The student continued, “I never really understood why they wouldn’t test me for COVID when the tent they do tests in is just a few yards away from here on Parrish beach. Can’t they just invest some time and money into figuring out another testing alternative for near off-campus students?”
Another off-campus student expressed a similar sentiment of confusion. “How can they possibly claim that we’re immune? Why won’t they just listen to us when we say that we’re in direct danger of infection?”
She continued by detailing the arduous process she currently goes through to get COVID tested. “The CVS on Baltimore Pike is the nearest place to get tested, it’s 1.5 miles away and it’s a drive-through clinic so they only let people in cars get tested,” she said. “So I have to wheel myself through the drive-through in a shopping cart that I decked out to look like a red 1996 Honda Civic, and hope that they don’t notice.”

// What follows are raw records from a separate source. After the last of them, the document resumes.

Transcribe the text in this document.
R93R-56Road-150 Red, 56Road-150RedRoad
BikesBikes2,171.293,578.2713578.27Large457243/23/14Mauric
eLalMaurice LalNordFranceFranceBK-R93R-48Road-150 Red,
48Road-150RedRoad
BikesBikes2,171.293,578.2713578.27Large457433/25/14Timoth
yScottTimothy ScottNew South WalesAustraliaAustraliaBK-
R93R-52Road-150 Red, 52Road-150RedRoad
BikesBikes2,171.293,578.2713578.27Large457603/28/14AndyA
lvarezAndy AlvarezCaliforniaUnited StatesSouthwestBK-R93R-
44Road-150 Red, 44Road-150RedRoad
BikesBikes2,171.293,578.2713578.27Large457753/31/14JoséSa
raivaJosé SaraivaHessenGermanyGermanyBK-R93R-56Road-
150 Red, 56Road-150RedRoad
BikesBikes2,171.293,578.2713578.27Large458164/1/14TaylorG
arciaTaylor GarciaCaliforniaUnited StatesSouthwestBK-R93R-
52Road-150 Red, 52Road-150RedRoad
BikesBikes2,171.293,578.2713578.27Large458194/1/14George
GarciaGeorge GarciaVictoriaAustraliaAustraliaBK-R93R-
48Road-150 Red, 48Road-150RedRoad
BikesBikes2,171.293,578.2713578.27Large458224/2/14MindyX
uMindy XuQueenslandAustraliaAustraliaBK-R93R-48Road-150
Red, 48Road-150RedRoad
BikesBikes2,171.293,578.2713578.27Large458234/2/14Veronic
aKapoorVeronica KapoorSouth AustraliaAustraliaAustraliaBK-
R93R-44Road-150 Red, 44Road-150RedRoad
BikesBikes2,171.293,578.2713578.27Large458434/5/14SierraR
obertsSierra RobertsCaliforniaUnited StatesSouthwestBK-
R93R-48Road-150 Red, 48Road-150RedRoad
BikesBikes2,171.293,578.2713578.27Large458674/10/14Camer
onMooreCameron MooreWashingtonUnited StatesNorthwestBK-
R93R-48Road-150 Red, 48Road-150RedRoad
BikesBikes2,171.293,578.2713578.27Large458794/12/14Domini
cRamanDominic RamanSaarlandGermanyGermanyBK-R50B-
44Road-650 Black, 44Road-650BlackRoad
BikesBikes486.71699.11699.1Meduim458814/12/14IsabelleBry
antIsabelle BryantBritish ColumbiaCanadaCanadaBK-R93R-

When asked about this student’s predicament, a dean responded with a straightforward answer backed up by their scientific findings.
“She doesn’t need to go to CVS to get tested. Because she’s immune. She’ll be alright. She shouldn’t worry so much. She should just stop thinking about it. She just needs to remember that she’s immune, she’s not in danger. It’ll be ok.”
At press time, near off-campus students continue to deny that they are immune to COVID. The administration sent out another courtesy reminder to reaffirm that they are immune and thus do not require testing.
With this problem sorted out, administrators no longer need to waste time crafting carefully worded emails harshly denying students the services they need without sounding too uncaring or unsympathetic. Administrators have reallocated this new free time to other urgent pursuits: “Minding the Light” emails will now be sent out twice a day, and Public Safety will conduct regular room inspections to ensure that every resident is minding this light to the fullest extent. Additional white rectangles will be painted on Parrish lawn, and on every path in the Crum Woods. Pearson Hall will be converted into a Target, so that on campus students will not break the bubble when they have to buy more deodorant.